Queen Elizabeth II homes in disrepair amid financial woes
A report issued by the Commons Public Accounts Committee (PAC) has found that the Queen’s finances are not as healthy as they would prefer and have recommended the Queen’s courtiers take money saving advice from the Treasury. Apparently there is just £1 million left in reserve having had a balance of £35 million in 2001.
As a result of these financial issues many of the Royal palaces including Buckingham Palace and Windsor Castle have been left in a state of disrepair with many needing urgent maintenance. According to the report 39% of Royal buildings were below what was believed to be an acceptable condition when assessed in 2012. The committee have urged the Treasury to protect the royal household from “further damage and deterioration”.

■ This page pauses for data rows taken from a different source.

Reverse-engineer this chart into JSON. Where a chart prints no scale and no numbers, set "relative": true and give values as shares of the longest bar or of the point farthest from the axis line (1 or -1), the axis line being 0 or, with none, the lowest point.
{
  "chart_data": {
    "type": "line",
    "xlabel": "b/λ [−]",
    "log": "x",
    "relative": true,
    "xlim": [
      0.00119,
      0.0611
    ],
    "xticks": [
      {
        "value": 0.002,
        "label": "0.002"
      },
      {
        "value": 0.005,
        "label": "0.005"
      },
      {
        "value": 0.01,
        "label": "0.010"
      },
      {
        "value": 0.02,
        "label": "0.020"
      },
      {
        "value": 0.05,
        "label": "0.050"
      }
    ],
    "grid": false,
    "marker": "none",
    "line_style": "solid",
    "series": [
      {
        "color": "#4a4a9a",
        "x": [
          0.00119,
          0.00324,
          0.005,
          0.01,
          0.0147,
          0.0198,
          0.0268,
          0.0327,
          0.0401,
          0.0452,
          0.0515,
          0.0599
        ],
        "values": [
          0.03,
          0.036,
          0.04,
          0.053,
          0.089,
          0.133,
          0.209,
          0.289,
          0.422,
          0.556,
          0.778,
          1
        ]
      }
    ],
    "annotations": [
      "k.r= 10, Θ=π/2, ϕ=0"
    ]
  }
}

Margaret Hodge, the Labour chairman of the committee stated "We believe that the treasury has a duty to be actively involved in reviewing the household's financial planning and management - and it has failed to do so”.
Clapped out boilers contribute to a whopping bill of £774,000 per year and it is reported that staff have to catch rain in buckets to prevent valuable art and antiquities from being ruined. Despite this Hodge noted that the Royal Household “has not even costed the repair works needed to bring the Estate back to an acceptable position”.

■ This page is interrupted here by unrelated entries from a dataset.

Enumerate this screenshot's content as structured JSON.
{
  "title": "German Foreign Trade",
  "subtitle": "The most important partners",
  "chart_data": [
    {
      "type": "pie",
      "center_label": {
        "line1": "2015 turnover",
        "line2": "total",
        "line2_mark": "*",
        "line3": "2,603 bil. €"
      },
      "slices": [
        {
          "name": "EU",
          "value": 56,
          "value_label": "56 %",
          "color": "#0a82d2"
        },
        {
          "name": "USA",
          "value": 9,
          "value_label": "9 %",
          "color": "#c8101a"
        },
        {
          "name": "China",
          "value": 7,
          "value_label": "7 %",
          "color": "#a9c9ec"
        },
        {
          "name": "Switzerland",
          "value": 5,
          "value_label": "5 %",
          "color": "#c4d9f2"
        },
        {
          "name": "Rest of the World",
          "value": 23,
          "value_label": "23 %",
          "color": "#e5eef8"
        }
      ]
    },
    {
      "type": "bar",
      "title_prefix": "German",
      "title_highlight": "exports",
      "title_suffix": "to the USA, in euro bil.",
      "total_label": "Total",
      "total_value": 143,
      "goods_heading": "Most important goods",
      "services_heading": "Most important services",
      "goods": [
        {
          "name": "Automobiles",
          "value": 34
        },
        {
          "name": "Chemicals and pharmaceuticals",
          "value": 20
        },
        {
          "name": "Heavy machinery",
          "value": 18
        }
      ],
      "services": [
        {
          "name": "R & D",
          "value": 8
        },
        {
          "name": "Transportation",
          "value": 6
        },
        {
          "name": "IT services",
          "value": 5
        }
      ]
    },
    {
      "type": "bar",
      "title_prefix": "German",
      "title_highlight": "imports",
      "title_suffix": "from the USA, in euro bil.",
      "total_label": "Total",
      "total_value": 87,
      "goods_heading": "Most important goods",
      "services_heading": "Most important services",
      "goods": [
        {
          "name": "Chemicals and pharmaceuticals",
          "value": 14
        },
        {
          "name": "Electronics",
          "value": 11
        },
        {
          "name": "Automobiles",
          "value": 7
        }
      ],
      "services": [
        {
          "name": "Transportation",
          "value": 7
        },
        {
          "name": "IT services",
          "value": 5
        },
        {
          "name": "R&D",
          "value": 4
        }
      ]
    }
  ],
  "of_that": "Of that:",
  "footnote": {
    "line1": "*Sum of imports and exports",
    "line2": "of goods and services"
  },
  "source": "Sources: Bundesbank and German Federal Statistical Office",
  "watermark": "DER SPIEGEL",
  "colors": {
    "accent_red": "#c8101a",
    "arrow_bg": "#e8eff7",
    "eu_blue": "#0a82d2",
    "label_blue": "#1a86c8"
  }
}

The Sovereign Grant began funding the Royal Household in April 2012 and the Civil List and various Government grant which had previously funded it was scrapped.

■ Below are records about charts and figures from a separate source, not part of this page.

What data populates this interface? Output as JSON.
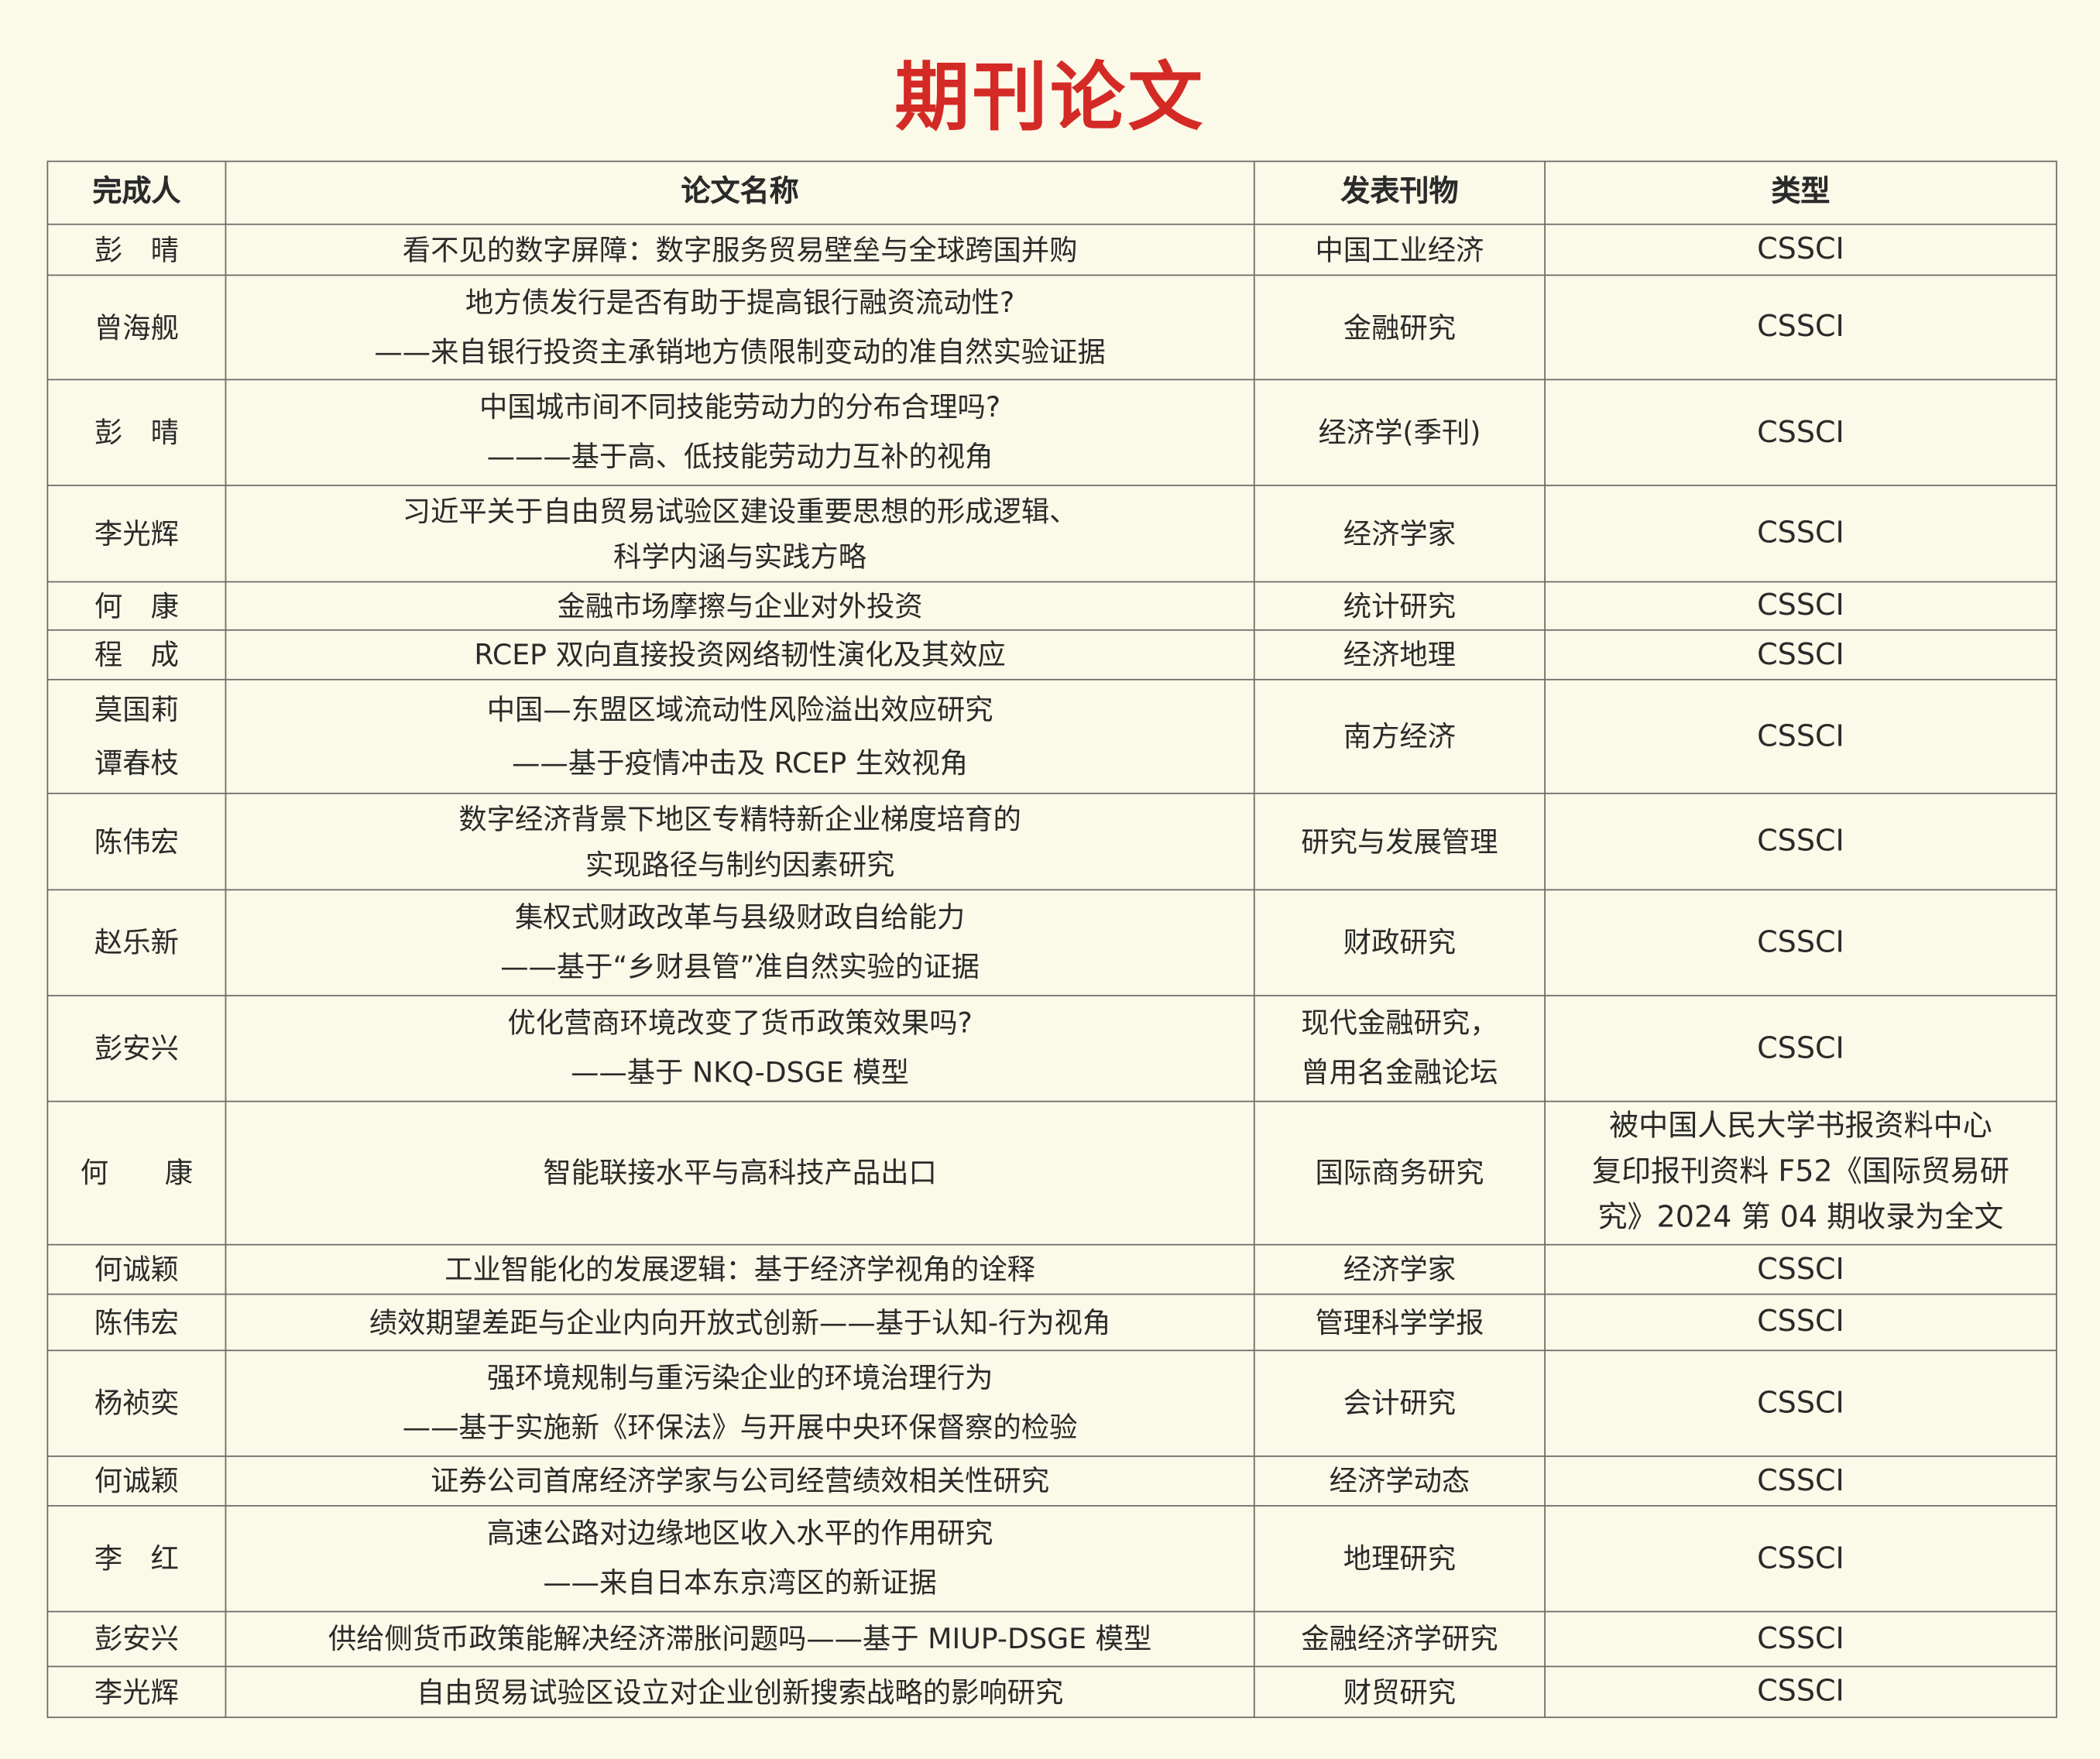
{
  "title": "期刊论文",
  "colors": {
    "title": "#d42a26",
    "background": "#fbf9e8",
    "border": "#6a6a66"
  },
  "table": {
    "headers": [
      "完成人",
      "论文名称",
      "发表刊物",
      "类型"
    ],
    "rows": [
      {
        "author": [
          "彭　晴"
        ],
        "title": [
          "看不见的数字屏障：数字服务贸易壁垒与全球跨国并购"
        ],
        "journal": [
          "中国工业经济"
        ],
        "type": [
          "CSSCI"
        ]
      },
      {
        "author": [
          "曾海舰"
        ],
        "title": [
          "地方债发行是否有助于提高银行融资流动性?",
          "——来自银行投资主承销地方债限制变动的准自然实验证据"
        ],
        "journal": [
          "金融研究"
        ],
        "type": [
          "CSSCI"
        ]
      },
      {
        "author": [
          "彭　晴"
        ],
        "title": [
          "中国城市间不同技能劳动力的分布合理吗?",
          "———基于高、低技能劳动力互补的视角"
        ],
        "journal": [
          "经济学(季刊)"
        ],
        "type": [
          "CSSCI"
        ]
      },
      {
        "author": [
          "李光辉"
        ],
        "title": [
          "习近平关于自由贸易试验区建设重要思想的形成逻辑、",
          "科学内涵与实践方略"
        ],
        "journal": [
          "经济学家"
        ],
        "type": [
          "CSSCI"
        ]
      },
      {
        "author": [
          "何　康"
        ],
        "title": [
          "金融市场摩擦与企业对外投资"
        ],
        "journal": [
          "统计研究"
        ],
        "type": [
          "CSSCI"
        ]
      },
      {
        "author": [
          "程　成"
        ],
        "title": [
          "RCEP 双向直接投资网络韧性演化及其效应"
        ],
        "journal": [
          "经济地理"
        ],
        "type": [
          "CSSCI"
        ]
      },
      {
        "author": [
          "莫国莉",
          "谭春枝"
        ],
        "title": [
          "中国—东盟区域流动性风险溢出效应研究",
          "——基于疫情冲击及 RCEP 生效视角"
        ],
        "journal": [
          "南方经济"
        ],
        "type": [
          "CSSCI"
        ]
      },
      {
        "author": [
          "陈伟宏"
        ],
        "title": [
          "数字经济背景下地区专精特新企业梯度培育的",
          "实现路径与制约因素研究"
        ],
        "journal": [
          "研究与发展管理"
        ],
        "type": [
          "CSSCI"
        ]
      },
      {
        "author": [
          "赵乐新"
        ],
        "title": [
          "集权式财政改革与县级财政自给能力",
          "——基于“乡财县管”准自然实验的证据"
        ],
        "journal": [
          "财政研究"
        ],
        "type": [
          "CSSCI"
        ]
      },
      {
        "author": [
          "彭安兴"
        ],
        "title": [
          "优化营商环境改变了货币政策效果吗?",
          "——基于 NKQ-DSGE 模型"
        ],
        "journal": [
          "现代金融研究，",
          "曾用名金融论坛"
        ],
        "type": [
          "CSSCI"
        ]
      },
      {
        "author": [
          "何　　康"
        ],
        "title": [
          "智能联接水平与高科技产品出口"
        ],
        "journal": [
          "国际商务研究"
        ],
        "type": [
          "被中国人民大学书报资料中心",
          "复印报刊资料 F52《国际贸易研",
          "究》2024 第 04 期收录为全文"
        ]
      },
      {
        "author": [
          "何诚颖"
        ],
        "title": [
          "工业智能化的发展逻辑：基于经济学视角的诠释"
        ],
        "journal": [
          "经济学家"
        ],
        "type": [
          "CSSCI"
        ]
      },
      {
        "author": [
          "陈伟宏"
        ],
        "title": [
          "绩效期望差距与企业内向开放式创新——基于认知-行为视角"
        ],
        "journal": [
          "管理科学学报"
        ],
        "type": [
          "CSSCI"
        ]
      },
      {
        "author": [
          "杨祯奕"
        ],
        "title": [
          "强环境规制与重污染企业的环境治理行为",
          "——基于实施新《环保法》与开展中央环保督察的检验"
        ],
        "journal": [
          "会计研究"
        ],
        "type": [
          "CSSCI"
        ]
      },
      {
        "author": [
          "何诚颖"
        ],
        "title": [
          "证券公司首席经济学家与公司经营绩效相关性研究"
        ],
        "journal": [
          "经济学动态"
        ],
        "type": [
          "CSSCI"
        ]
      },
      {
        "author": [
          "李　红"
        ],
        "title": [
          "高速公路对边缘地区收入水平的作用研究",
          "——来自日本东京湾区的新证据"
        ],
        "journal": [
          "地理研究"
        ],
        "type": [
          "CSSCI"
        ]
      },
      {
        "author": [
          "彭安兴"
        ],
        "title": [
          "供给侧货币政策能解决经济滞胀问题吗——基于 MIUP-DSGE 模型"
        ],
        "journal": [
          "金融经济学研究"
        ],
        "type": [
          "CSSCI"
        ]
      },
      {
        "author": [
          "李光辉"
        ],
        "title": [
          "自由贸易试验区设立对企业创新搜索战略的影响研究"
        ],
        "journal": [
          "财贸研究"
        ],
        "type": [
          "CSSCI"
        ]
      }
    ]
  }
}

A Buckingham Palace spokesperson said that "A significant financial priority for the royal household is to reduce the backlog in essential maintenance across the occupied royal palaces” they noted that the income in the Royal household had doubled since 2007 to £11.6 million.
However the PAC are not content with that and have suggested that the Royals need to cut costs amid rising gas and waste costs in the household. They also suggested the need to continue to increase their income questioning why Buckingham Palace is not open for longer periods during the year which would generate more revenue into the dwindling Royal purse.